Nate Quinn, 17, was born biologically female, but considers himself a male.  He dresses like a man, refers to himself as a man, and said he feels like a man.  "I was born male, and everyone else saw me as female. But I've always known I was male," he said.

He's been working to get others to see what he's known all along, leading an effort they got his school, Pine View in Osprey, to allow transgendered students like him to use the bathroom of the gender they identify with. 

Quinn said the next step is to see this change countywide, and he brought the issue before the Sarasota School Board during Tuesday's meeting.

More than a hundred people dressed in white showed their opposition.

"There's safety concerns involved in guys and girls sharing the same restrooms, as well as privacy. There's so much that our teens deal with already, to then have to go in and share a restroom with somebody of the opposite gender?" North Port Pastor Jared Gritton said.

"For me, to think of my boys being in that situation and then throwing a girl into the mix of watching them change or urinate or whatever it may be, it just seems completely outrageous to me," Tom Wolcott, father of two, said.

"The LGBT community is not looking for a solution, but rather for conservatives like myself to stop viewing it as a problem. But that's not going to happen," Port Charlotte Pastor Jay Sheppard said.

Other parents argue this is about letting transgender kids be who they really are.

Gabrielle is a parent to a transgender daughter, and said to the Board that there have been no instances of transgender kids harassing others in their preferred bathrooms.

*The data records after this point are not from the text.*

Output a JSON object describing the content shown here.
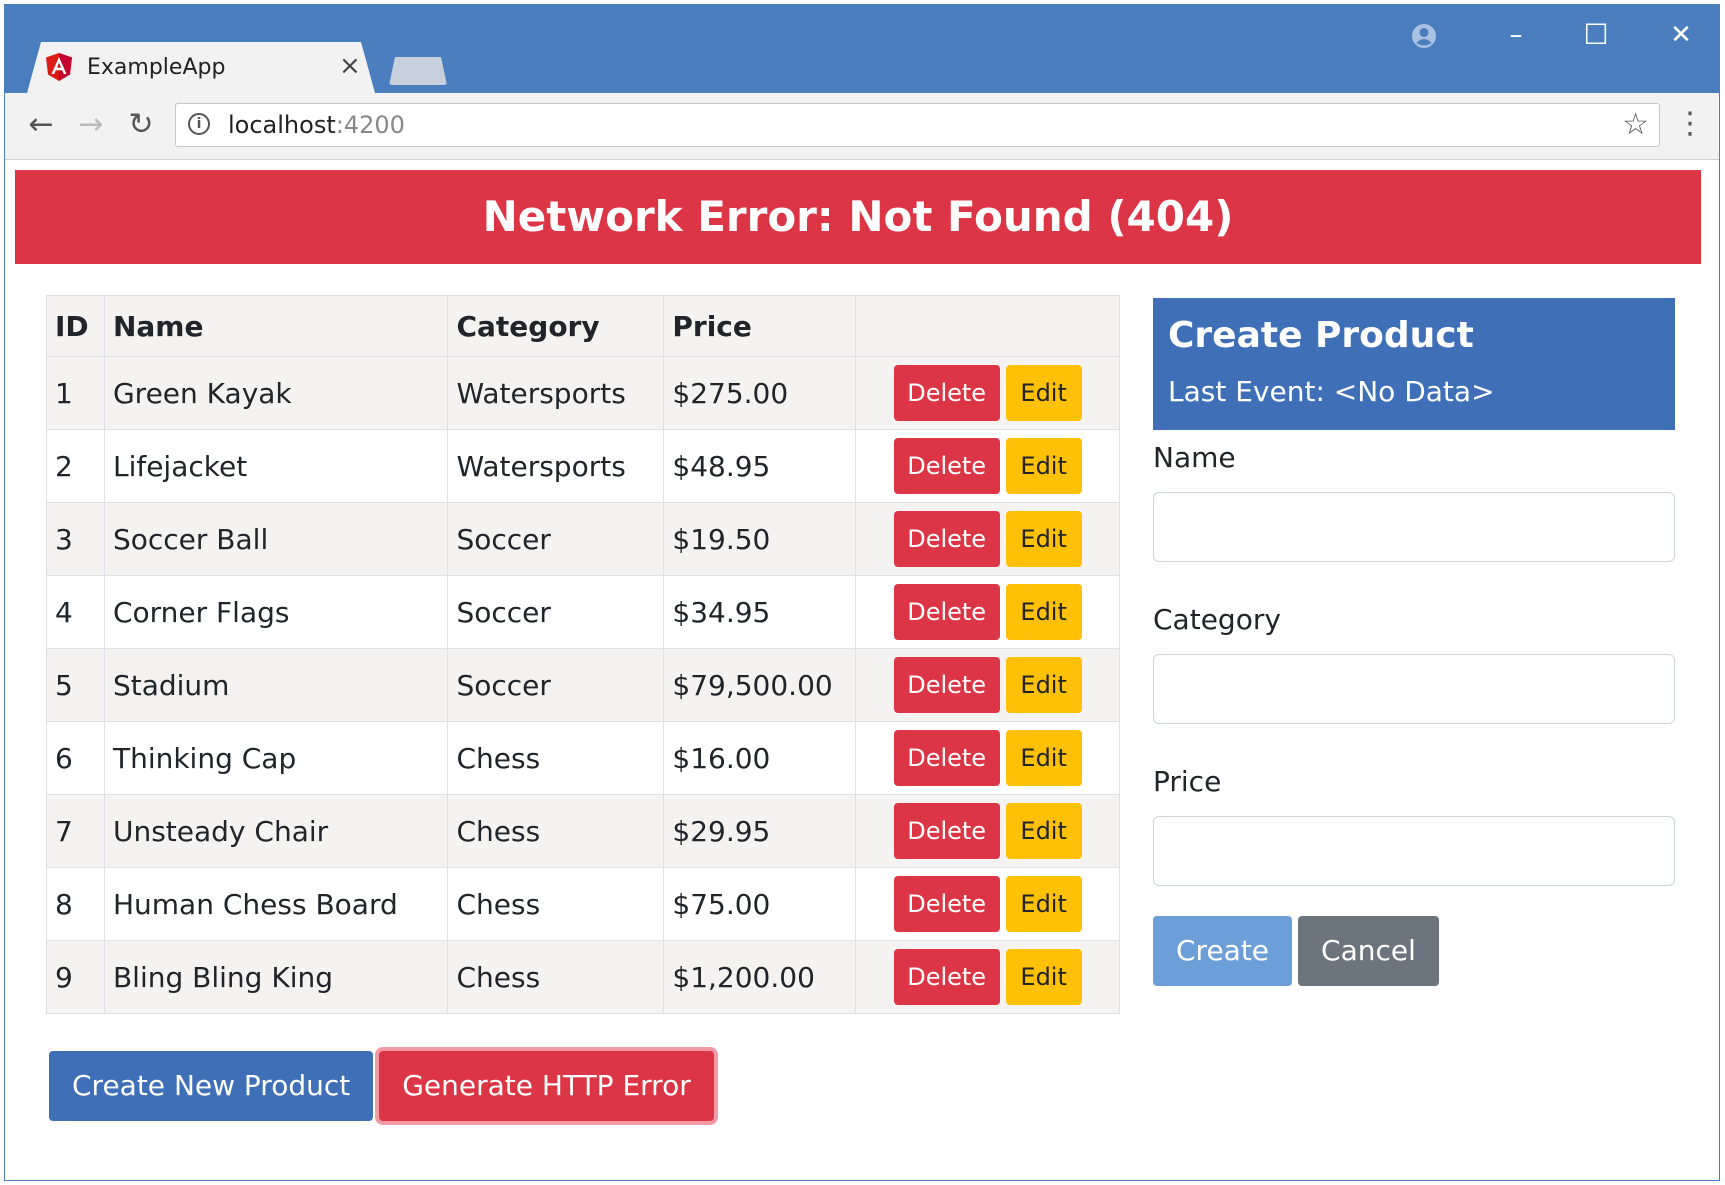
{
  "browser": {
    "tab_title": "ExampleApp",
    "tab_close": "×",
    "url_host": "localhost",
    "url_port": ":4200"
  },
  "window_controls": {
    "account": "account-icon",
    "minimize": "–",
    "maximize": "☐",
    "close": "✕"
  },
  "error_banner": "Network Error: Not Found (404)",
  "table": {
    "headers": [
      "ID",
      "Name",
      "Category",
      "Price",
      ""
    ],
    "rows": [
      {
        "id": "1",
        "name": "Green Kayak",
        "category": "Watersports",
        "price": "$275.00"
      },
      {
        "id": "2",
        "name": "Lifejacket",
        "category": "Watersports",
        "price": "$48.95"
      },
      {
        "id": "3",
        "name": "Soccer Ball",
        "category": "Soccer",
        "price": "$19.50"
      },
      {
        "id": "4",
        "name": "Corner Flags",
        "category": "Soccer",
        "price": "$34.95"
      },
      {
        "id": "5",
        "name": "Stadium",
        "category": "Soccer",
        "price": "$79,500.00"
      },
      {
        "id": "6",
        "name": "Thinking Cap",
        "category": "Chess",
        "price": "$16.00"
      },
      {
        "id": "7",
        "name": "Unsteady Chair",
        "category": "Chess",
        "price": "$29.95"
      },
      {
        "id": "8",
        "name": "Human Chess Board",
        "category": "Chess",
        "price": "$75.00"
      },
      {
        "id": "9",
        "name": "Bling Bling King",
        "category": "Chess",
        "price": "$1,200.00"
      }
    ],
    "delete_label": "Delete",
    "edit_label": "Edit"
  },
  "bottom_buttons": {
    "create_new": "Create New Product",
    "generate_error": "Generate HTTP Error"
  },
  "form": {
    "title": "Create Product",
    "last_event": "Last Event: <No Data>",
    "name_label": "Name",
    "name_value": "",
    "category_label": "Category",
    "category_value": "",
    "price_label": "Price",
    "price_value": "",
    "create_label": "Create",
    "cancel_label": "Cancel"
  },
  "colors": {
    "chrome_blue": "#4a7ebf",
    "danger": "#dc3545",
    "warning": "#ffc107",
    "primary": "#3f6fb7",
    "secondary": "#6c757d"
  }
}
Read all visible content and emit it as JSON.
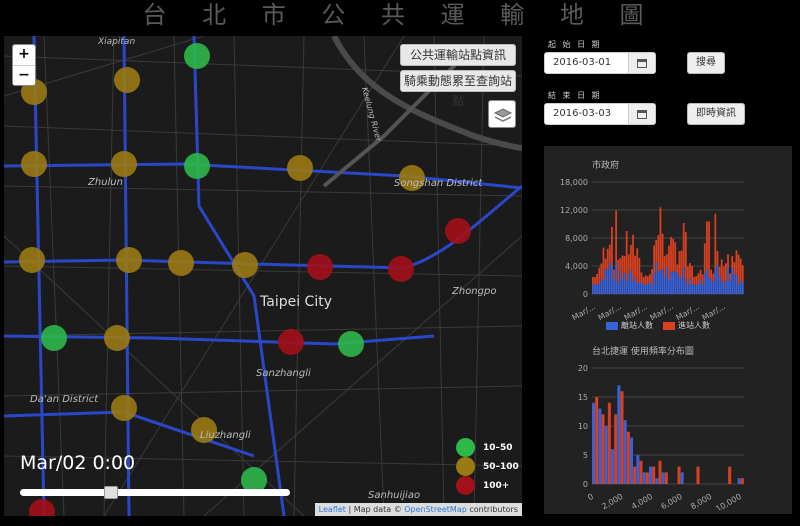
{
  "title": "台 北 市 公 共 運 輸 地 圖",
  "map": {
    "zoom_in": "+",
    "zoom_out": "−",
    "button_transit_info": "公共運輸站點資訊",
    "button_bike_station": "騎乘動態累至查詢站點",
    "time_label": "Mar/02 0:00",
    "slider_value": 0.33,
    "legend": [
      {
        "label": "10–50",
        "color": "#2db84a"
      },
      {
        "label": "50–100",
        "color": "#9a7a14"
      },
      {
        "label": "100+",
        "color": "#a3101a"
      }
    ],
    "attribution_leaflet": "Leaflet",
    "attribution_text": " | Map data © ",
    "attribution_osm": "OpenStreetMap",
    "attribution_tail": " contributors",
    "place_labels": {
      "xiapitan": "Xiapitan",
      "zhulun": "Zhulun",
      "songshan": "Songshan District",
      "taipei": "Taipei City",
      "zhongpo": "Zhongpo",
      "sanzhangli": "Sanzhangli",
      "liuzhangli": "Liuzhangli",
      "daan": "Da'an District",
      "sanhuijiao": "Sanhuijiao",
      "keelung_river": "Keelung River"
    }
  },
  "sidebar": {
    "start_label": "起 始 日 期",
    "start_value": "2016-03-01",
    "end_label": "結 束 日 期",
    "end_value": "2016-03-03",
    "search_button": "搜尋",
    "realtime_button": "即時資訊"
  },
  "chart_data": [
    {
      "type": "bar",
      "title": "市政府",
      "ylim": [
        0,
        18000
      ],
      "yticks": [
        "18,000",
        "12,000",
        "8,000",
        "4,000",
        "0"
      ],
      "xtick_label": "Mar/...",
      "series": [
        {
          "name": "離站人數",
          "color": "#3a62d8"
        },
        {
          "name": "進站人數",
          "color": "#d84020"
        }
      ]
    },
    {
      "type": "bar",
      "title": "台北捷運 使用頻率分布圖",
      "ylim": [
        0,
        20
      ],
      "yticks": [
        "20",
        "15",
        "10",
        "5",
        "0"
      ],
      "xticks": [
        "0",
        "2,000",
        "4,000",
        "6,000",
        "8,000",
        "10,000"
      ],
      "series_colors": [
        "#3a62d8",
        "#d84020"
      ]
    }
  ]
}
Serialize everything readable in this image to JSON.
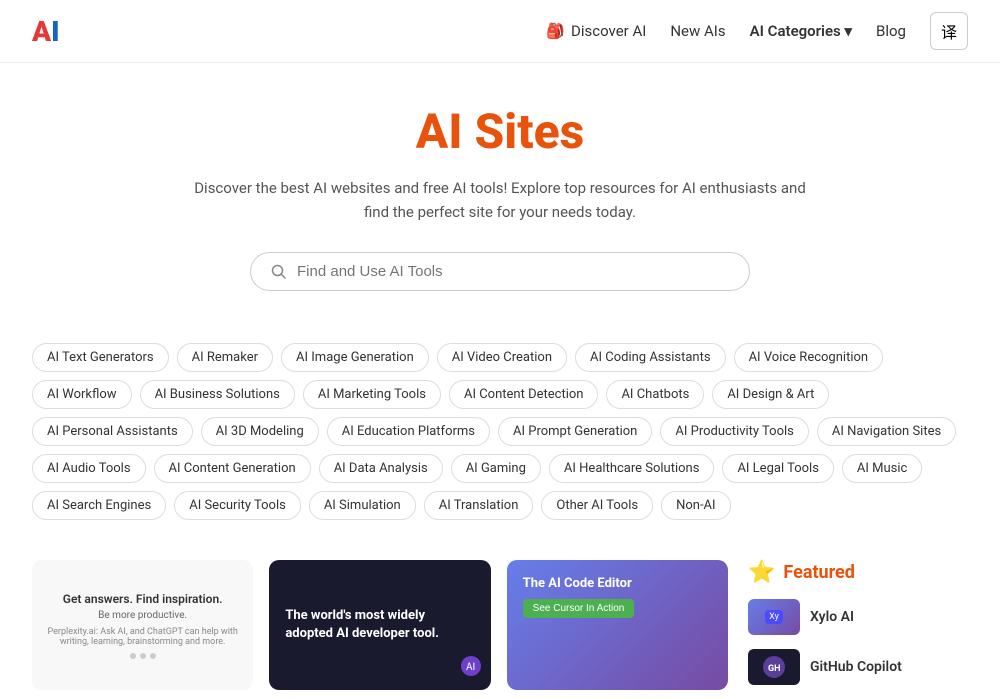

"But trans kids are in danger if they do use the wrong bathroom," she said.

Her young transgender daughter Alaya explained why.  "I was very harassed every time I went into the bathroom because the people in there would do horrible things like ask me prove I was a boy," she said.

The topic was debated for hours urging the school board meeting and both sides made it clear they have no intention of giving up.

Spokespersons for both Lee and Charlotte Counties said they determine an appropriate course of action when it comes to transgender students on a case-by-case basis.

Both have stand-alone public restrooms that are not gender specific.

The Sarasota County School Board will be discussing this issue at a workshop in two weeks.